Winston has a small deep seated sense of being incomplete, like there is more to life than being kept on the edge of poverty and being employed by the party who keep it that way, but doesn’t do much about it except drink, until he meets Julia. The horrendous way the Party keeps power, and the constant knowledge that anyone you know, at any moment, may suddenly cease to exist (in society at least, they all know the person now exists in a cell being tortured and brainwashed and then maybe killed) doesn’t seem to touch him any more than as a nagging feeling that surely, life has been, and could be better, than it is. This resigned attitude removes us from the power of what is happening, it makes what the Party does seem less horrible. Intellectually we know that what is happening is bad, but Winston’s view, and Orwell’s writing, make it hard to feel. I’m a sensitive person, I grieve over fictional happenings a lot -I still wonder if the girls from Saddle Club grew into people that they wanted to be, but this book did not make me feel. Even when I turn the books happenings to true events (particularly East Germany during the cold war) I do not feel the horror or shock at being taken from your bed into a cellar and tortured for weeks.

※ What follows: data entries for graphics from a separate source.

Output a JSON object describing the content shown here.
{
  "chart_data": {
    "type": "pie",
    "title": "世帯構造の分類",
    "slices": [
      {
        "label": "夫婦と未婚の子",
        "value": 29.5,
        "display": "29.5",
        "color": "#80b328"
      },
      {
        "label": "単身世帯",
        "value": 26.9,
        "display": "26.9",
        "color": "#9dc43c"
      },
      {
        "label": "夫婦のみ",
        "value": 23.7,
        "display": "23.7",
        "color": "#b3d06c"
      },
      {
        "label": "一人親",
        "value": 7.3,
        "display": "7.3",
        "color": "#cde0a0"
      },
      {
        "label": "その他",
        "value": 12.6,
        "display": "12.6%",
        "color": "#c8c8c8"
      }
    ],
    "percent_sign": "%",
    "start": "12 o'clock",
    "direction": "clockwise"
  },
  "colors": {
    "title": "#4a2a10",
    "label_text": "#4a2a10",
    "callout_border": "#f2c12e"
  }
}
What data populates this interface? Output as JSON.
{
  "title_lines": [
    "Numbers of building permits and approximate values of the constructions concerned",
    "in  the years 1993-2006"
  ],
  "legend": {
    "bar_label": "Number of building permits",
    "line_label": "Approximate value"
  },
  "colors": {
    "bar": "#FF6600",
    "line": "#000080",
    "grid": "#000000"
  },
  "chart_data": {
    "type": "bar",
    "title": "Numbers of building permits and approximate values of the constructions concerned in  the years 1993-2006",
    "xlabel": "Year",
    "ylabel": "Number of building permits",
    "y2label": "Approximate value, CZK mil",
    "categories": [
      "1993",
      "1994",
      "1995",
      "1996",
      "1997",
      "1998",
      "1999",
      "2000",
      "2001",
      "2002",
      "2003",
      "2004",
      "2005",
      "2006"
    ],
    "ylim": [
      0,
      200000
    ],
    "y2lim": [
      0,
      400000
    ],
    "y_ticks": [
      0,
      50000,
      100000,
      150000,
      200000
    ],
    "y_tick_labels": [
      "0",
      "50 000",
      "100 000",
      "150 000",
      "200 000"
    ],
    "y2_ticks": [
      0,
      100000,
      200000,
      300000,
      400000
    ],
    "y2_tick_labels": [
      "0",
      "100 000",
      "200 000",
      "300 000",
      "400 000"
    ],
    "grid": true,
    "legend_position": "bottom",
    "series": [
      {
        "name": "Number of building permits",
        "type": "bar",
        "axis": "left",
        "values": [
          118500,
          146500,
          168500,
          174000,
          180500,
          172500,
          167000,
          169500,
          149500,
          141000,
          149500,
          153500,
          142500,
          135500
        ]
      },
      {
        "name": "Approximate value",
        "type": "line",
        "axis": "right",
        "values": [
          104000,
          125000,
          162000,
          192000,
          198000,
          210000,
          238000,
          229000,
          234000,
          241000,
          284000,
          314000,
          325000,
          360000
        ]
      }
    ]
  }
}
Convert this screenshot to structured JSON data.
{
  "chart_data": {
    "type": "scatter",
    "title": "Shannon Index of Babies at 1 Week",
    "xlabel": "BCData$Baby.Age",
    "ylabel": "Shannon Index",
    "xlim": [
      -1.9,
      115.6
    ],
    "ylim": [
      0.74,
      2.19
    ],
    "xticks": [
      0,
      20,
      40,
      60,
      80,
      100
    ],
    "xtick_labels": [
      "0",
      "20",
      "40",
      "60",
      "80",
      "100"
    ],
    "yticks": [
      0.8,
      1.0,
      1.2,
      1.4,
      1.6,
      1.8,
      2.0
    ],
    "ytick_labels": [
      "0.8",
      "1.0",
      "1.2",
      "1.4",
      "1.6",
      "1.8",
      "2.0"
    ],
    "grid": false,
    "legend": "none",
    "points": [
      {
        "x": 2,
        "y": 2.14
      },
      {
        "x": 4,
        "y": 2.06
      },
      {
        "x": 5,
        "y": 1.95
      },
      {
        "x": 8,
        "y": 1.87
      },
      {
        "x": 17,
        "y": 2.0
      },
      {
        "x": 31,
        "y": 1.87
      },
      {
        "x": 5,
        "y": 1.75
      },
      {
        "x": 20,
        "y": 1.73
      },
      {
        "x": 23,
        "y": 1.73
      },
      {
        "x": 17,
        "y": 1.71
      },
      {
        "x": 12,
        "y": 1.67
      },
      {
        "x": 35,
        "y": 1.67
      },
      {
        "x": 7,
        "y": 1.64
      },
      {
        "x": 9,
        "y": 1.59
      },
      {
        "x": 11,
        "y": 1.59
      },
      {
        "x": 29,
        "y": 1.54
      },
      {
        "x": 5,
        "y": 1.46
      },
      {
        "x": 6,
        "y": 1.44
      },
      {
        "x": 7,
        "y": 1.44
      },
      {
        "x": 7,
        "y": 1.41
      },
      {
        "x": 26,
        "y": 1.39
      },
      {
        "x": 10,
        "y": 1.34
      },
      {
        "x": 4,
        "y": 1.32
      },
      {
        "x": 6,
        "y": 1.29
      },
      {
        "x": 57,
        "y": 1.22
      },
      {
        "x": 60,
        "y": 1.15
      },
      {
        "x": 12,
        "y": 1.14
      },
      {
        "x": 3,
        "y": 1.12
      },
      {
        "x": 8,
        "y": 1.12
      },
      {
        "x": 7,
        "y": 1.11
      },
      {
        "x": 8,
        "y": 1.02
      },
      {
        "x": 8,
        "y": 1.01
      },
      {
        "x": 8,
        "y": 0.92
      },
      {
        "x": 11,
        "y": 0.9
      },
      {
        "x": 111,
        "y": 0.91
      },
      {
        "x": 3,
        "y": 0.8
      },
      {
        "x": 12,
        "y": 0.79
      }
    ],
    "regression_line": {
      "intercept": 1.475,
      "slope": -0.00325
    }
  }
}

As I stated before, I’m sure this book was gripping and powerful in its day, but I have read (and will review) other books dealing with similar themes of government control, socialism v capitalism, and the feeling of being a powerless citizen that are much more visceral and poignant.
I’d only recommend this book to a male libertarian (if I for some reason wanted to let him continue feeling smug in his knowledge that all governments are bad and not remind him women are people) or if I knew you very well and we wanted to have a groan filled gossip book review date, which I am open to, by the way.